Les aventures de Ruben Jablonski
de Edgar Hilsenrath

critiqué par Septularisen, le 4 décembre 2021
(Luxembourg - 56 ans)


La note:  étoiles
EDGAR HILSENRATH, AUTOBIOGRAPHIE (A PEINE…) DÉGUISÉE!
Au début de l’histoire, nous sommes en 1938. La guerre à venir gronde déjà, mais de cela Ruben Jablonski, n’en a cure! Et pour cause, c’est un jeune juif allemand âgé de 12 ans, qui vit avec sa famille à Halle-sur-Saale (aujourd’hui en Saxe-Anhalt) en Allemagne. C’est un garçon espiègle, rêveur, qui comme tous les jeunes de son âge adore rire et s’amuser.

Pensant les protéger de la catastrophe imminente qu’il pressent, son père l’envoie avec sa mère et son jeune frère, chez ses grands-parents maternels à Siret en Bucovine (aujourd’hui en Roumanie). Il compte quant à lui, vendre leurs derniers biens, et puis émigrer vers la France et ensuite vers les États-Unis. Malheureusement pour Ruben, la guerre le rattrape dès 1941, quand l’armée roumaine déporte tous les juifs de Bucovine. Ruben et sa famille se retrouvent dans le ghetto de Moguilev-Podolski en Ukraine. Ils survivent tous ensemble par miracle, - et avec beaucoup de chance et de débrouillardise, il faut le dire -, jusqu’à la libération du ghetto par les troupes russes, en 1944.

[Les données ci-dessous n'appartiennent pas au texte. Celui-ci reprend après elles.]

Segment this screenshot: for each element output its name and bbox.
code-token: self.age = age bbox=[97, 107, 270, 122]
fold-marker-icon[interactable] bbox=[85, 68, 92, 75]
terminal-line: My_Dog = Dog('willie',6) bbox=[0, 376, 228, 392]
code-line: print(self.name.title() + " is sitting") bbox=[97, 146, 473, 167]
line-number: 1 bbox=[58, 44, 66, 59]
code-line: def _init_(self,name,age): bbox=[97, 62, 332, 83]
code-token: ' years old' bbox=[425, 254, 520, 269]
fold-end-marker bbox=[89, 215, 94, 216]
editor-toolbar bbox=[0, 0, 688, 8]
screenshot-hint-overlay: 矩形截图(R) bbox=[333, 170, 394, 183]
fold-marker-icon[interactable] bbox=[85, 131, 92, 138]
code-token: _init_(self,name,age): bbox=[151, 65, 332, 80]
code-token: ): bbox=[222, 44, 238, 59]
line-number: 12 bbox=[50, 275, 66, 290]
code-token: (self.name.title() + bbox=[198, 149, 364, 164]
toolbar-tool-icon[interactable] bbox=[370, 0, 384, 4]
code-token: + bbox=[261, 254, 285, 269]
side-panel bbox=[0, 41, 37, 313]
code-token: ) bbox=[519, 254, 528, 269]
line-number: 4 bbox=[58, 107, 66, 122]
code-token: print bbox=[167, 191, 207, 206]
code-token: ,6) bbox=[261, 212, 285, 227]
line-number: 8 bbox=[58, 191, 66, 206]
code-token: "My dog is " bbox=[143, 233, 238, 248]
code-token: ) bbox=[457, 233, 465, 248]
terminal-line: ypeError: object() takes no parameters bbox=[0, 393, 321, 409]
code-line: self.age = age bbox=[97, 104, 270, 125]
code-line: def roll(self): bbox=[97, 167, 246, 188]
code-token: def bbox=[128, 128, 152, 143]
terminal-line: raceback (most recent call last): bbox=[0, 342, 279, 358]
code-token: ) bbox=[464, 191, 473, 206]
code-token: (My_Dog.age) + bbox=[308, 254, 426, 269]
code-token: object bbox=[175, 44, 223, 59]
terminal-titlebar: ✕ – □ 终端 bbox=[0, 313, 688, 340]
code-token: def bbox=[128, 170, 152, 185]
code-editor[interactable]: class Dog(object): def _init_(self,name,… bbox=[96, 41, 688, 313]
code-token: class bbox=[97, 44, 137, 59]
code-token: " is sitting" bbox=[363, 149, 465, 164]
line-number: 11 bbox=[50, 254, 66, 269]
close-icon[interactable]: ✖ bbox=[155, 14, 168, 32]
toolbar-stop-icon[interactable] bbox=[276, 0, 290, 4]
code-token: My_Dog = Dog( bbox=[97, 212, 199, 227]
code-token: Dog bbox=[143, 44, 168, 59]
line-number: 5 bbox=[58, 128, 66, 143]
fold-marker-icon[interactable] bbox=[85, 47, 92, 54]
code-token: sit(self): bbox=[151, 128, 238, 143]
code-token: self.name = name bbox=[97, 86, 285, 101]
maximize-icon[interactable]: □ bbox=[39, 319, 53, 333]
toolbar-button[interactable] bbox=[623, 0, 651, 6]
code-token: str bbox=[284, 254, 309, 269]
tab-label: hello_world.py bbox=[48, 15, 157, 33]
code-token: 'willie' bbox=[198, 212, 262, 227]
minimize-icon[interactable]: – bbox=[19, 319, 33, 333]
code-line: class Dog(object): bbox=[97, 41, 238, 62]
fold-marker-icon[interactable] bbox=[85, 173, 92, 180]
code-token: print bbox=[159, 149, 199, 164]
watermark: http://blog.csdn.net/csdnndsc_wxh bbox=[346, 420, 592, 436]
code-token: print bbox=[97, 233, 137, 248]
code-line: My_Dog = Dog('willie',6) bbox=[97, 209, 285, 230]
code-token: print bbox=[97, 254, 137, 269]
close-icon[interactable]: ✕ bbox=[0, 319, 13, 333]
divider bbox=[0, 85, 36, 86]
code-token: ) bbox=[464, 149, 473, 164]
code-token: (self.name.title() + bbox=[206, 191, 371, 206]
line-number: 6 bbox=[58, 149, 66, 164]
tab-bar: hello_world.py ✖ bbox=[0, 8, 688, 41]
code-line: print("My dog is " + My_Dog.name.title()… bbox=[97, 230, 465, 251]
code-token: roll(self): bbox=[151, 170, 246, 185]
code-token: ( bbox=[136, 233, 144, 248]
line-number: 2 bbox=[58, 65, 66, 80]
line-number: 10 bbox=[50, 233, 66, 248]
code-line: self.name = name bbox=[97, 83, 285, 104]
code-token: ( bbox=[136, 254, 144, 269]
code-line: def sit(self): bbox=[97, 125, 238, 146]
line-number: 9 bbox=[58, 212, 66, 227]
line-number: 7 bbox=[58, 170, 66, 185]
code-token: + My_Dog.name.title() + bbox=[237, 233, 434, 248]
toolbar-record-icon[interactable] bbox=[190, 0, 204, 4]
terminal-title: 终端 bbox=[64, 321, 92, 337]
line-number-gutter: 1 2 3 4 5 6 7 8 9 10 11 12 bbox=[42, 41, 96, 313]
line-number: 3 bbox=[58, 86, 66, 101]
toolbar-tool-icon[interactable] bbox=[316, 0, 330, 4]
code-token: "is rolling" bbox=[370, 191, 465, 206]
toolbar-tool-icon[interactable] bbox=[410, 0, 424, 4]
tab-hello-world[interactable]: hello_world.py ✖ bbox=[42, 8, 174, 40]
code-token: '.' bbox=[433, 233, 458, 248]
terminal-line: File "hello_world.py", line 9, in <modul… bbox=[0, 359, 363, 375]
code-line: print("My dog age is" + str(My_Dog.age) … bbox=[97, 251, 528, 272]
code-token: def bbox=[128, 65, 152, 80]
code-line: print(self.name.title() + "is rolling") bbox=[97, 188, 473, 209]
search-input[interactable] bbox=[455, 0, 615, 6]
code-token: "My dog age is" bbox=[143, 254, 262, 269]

Alors que sa mère et son frère décident d’émigrer vers la France, pour y retrouver son père, qui s'étant retrouvé piégé par la guerre en France, et qui a lui aussi survécu en sa cachant à Lyon, Ruben, âgé maintenant de 18 ans, décide quant à lui de se rendre en Palestine (à l’époque sous protectorat anglais), la terre promise du peuple juif. Mais, au fond de lui-même il a un autre rêve qui ne le quitte jamais… Devenir écrivain!..

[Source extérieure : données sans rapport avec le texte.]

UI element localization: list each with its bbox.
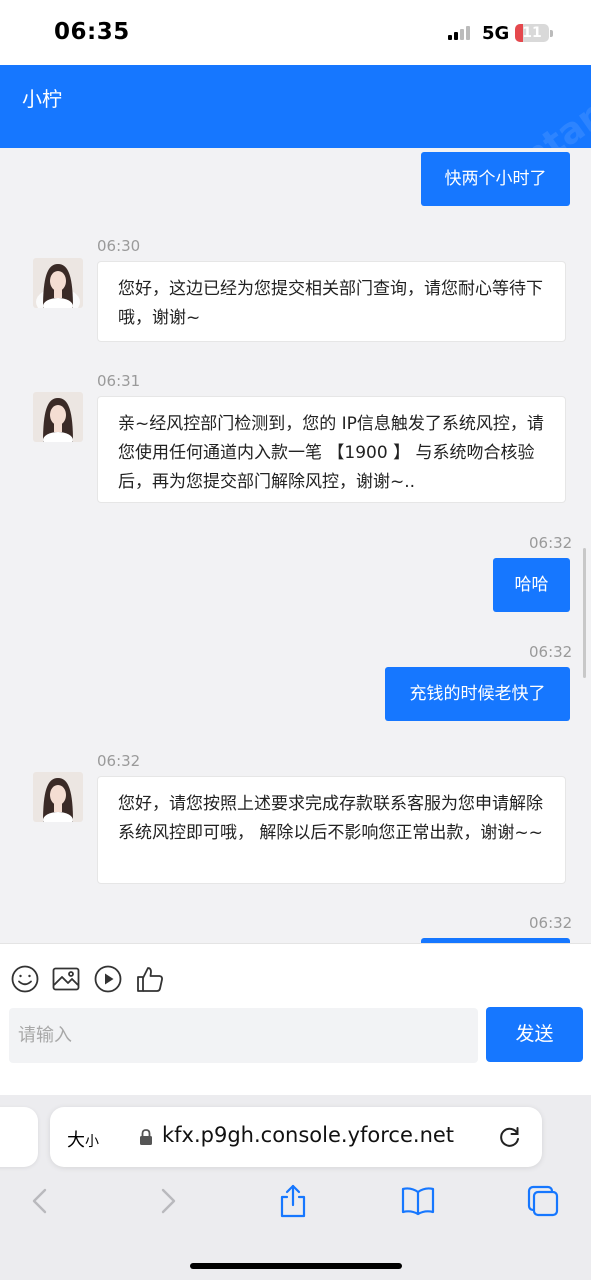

On peut le dire sans dévoiler de secrets, Ruben Jablonski dans ce livre, n’est rien d’autre que l’alter ego d’Edgar HILSENRATH (1926 – 2018) lui même. On reconnaît sans peine, l’écrivain se «cachant» derrière le personnage de roman. C’est d’ailleurs très explicite à la fin du livre, mais je ne vous en raconterai pas plus, afin de ne pas vous divulgâcher l’histoire. Il s’agit d’ailleurs certainement ici de son livre autobiographique le moins romancé, et le plus révélateur. Disons aussi que ce livre entre dans la série des livres «tragi-comiques» de l’écrivain. De fait il est le prélude au livre «Fuck America», (1) puisque son histoire précède celle de ce livre. Mais encore une fois, ne m’en demandez pas plus, sous peine de vous gâcher votre future lecture.

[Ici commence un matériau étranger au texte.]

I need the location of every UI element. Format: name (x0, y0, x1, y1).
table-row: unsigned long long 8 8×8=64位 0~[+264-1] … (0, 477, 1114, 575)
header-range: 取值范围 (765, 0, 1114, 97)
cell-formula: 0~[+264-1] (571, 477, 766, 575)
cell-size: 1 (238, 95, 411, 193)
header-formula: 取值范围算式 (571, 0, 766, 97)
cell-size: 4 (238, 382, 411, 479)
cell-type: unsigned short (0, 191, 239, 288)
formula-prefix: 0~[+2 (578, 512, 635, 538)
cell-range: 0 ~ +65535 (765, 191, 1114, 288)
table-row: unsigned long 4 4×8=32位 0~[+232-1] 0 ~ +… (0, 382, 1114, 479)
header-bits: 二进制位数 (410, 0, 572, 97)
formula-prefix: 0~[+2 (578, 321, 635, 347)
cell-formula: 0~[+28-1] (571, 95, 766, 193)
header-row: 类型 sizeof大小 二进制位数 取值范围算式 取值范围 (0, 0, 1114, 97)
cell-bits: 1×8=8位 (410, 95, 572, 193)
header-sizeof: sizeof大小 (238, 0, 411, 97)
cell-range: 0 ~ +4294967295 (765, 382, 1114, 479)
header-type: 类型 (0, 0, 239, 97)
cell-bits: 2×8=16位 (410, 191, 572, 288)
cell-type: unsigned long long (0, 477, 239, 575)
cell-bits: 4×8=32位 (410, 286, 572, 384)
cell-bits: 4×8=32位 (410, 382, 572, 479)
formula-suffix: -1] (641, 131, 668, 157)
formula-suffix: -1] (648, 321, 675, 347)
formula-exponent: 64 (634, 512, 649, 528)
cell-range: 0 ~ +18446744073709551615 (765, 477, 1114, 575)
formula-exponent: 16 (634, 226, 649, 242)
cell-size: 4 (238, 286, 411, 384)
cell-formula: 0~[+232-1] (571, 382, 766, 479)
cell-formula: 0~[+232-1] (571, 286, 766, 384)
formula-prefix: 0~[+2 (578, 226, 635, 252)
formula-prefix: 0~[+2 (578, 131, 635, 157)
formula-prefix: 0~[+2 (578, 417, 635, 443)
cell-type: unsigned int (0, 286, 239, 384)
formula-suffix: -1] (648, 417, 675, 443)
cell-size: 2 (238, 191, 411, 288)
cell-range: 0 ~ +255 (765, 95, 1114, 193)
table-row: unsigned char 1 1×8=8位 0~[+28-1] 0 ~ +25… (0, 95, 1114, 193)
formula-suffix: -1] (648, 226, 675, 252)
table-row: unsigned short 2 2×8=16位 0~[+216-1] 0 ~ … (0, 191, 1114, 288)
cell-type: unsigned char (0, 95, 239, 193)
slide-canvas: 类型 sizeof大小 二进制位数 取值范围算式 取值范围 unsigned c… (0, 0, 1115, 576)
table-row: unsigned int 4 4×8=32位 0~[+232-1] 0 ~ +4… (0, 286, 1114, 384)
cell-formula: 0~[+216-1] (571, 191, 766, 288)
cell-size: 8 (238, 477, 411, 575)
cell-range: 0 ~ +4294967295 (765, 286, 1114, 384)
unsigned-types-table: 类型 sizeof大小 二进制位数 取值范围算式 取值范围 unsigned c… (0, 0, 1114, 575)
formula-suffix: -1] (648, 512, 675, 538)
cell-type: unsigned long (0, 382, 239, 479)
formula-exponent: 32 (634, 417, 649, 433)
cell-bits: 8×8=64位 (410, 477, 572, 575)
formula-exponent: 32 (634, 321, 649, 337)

C’est aussi un récit initiatique, très réaliste, d’une écriture facile à aborder et à lire. Edgar HILSENRATH y est très direct et très franc, il ne nous cache p. ex. rien des souffrances endurées dans le ghetto. Mais le tout est toujours décrit avec une certaine «distanciation» - toute relative toutefois -, de l’objectivité et beaucoup d’humour très cynique, et très noir. On rit d'ailleurs souvent jaune en lisant ce livre, tellement l'humour est crissant. C’est sans pathos, sans accusations, sans désir de vengeance, toujours avec beaucoup de légèreté – très apparente -, avec des dialogues incisifs et parfois même des descriptions très crues, quand l’auteur décrit p. ex. les relations sexuelles qu’il a avec ses nombreuses conquêtes féminines… Je pense que comme tous les livres de l'écrivain allemand, celui-ci est très clivant, il y en a qui aimeront à la folie (et devinez qui en fait partie?..), il y en a qui détesteront au plus haut point!..

Je fini ébahi, sonné, sous le charme, émerveillé par la justesse de ton et d’écriture de l’auteur. Je n’ai rien à ajouter de plus, si ce n’est vous recommander ce livre (comme tous ceux de cet auteur, d’ailleurs!), et si je ne devais avoir qu’un seul regret... C'est qu’Edgar HILSENRATH ne soit pas plus connu, reconnu et plus lu! Car vraiment je vous l’assure, c’est un écrivain qui vaut la peine d’être lu!